Wattolümpiade 2013: Knietief im Schlamm

Schmutzige Spielchen für einen guten Zweck: 400 Freizeitsportler haben sich am Wochenende bei Fußball, Handball und Schlittenrennen im Watt an der Elbmündung ausgetobt. Bei den Namen ihrer Teams bewiesen sie einige Kreativität.

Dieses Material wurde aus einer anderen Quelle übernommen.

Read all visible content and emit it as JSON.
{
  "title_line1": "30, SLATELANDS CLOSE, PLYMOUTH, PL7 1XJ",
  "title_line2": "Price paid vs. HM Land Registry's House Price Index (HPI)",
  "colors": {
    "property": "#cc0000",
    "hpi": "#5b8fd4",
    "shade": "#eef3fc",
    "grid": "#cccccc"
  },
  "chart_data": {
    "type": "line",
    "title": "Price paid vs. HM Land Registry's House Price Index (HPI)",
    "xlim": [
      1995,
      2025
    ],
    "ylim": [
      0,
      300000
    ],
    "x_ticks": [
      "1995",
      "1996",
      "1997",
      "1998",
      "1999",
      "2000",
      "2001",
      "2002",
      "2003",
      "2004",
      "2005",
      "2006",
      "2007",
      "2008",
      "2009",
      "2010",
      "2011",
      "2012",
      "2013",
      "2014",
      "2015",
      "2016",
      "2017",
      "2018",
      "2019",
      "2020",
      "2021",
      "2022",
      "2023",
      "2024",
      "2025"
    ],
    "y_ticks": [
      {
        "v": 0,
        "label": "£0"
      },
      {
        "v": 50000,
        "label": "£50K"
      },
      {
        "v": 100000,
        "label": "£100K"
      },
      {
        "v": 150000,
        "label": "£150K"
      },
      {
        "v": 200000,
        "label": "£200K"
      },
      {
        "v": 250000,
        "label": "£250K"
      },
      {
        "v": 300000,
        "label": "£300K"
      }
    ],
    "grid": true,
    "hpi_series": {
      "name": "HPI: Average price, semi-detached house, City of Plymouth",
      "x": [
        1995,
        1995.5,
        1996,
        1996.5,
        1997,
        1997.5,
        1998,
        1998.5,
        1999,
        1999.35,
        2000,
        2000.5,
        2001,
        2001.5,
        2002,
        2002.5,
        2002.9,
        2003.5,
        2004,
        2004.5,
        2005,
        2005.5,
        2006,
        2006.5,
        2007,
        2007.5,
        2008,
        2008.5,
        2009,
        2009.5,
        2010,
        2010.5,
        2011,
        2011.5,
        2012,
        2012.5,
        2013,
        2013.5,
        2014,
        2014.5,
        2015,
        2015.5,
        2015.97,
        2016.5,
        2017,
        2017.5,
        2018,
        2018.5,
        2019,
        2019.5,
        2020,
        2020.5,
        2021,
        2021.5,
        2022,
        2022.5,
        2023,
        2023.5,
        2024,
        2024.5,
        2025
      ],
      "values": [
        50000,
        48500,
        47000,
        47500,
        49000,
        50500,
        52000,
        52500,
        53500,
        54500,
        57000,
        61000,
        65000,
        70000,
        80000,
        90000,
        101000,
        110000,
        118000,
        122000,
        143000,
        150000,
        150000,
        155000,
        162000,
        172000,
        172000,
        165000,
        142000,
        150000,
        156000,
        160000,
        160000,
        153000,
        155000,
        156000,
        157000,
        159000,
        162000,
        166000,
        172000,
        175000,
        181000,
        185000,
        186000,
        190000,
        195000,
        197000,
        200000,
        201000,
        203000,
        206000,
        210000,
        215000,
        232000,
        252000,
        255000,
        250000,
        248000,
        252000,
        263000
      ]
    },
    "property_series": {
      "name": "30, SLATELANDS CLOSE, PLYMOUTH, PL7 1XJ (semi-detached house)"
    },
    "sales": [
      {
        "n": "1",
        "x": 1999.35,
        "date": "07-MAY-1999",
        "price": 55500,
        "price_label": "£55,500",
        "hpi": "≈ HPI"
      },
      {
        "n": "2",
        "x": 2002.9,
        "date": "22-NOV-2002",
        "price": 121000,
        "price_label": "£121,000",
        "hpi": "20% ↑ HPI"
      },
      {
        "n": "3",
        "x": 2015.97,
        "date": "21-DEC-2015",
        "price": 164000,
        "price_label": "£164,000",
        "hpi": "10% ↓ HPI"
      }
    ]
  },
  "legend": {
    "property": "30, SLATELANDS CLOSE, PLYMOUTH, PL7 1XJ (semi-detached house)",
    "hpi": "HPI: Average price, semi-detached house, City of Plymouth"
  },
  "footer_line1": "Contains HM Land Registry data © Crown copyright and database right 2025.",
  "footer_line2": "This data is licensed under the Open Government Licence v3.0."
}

"Schlammschlacht von Brunsbüttel": Schmutzige Kämpfe Fotos
REUTERS

Brunsbüttel - Petrus meinte es gut mit den Fans der Wattolümpiade. Bei strahlendem Sonnenschein haben sich am Sonntag an der schleswig-holsteinischen Elbmündung 400 Freizeitsportler bei der "Schlammschlacht von Brunsbüttel" im Schlick gesuhlt. Unter dem Motto "Schmutzige Spiele für eine saubere Sache" feuerten Tausende Besucher die insgesamt 38 Teams bei skurrilen Sportarten wie Wattfußball, Watthandball, Wolliball und Schlickschlittenrennen an.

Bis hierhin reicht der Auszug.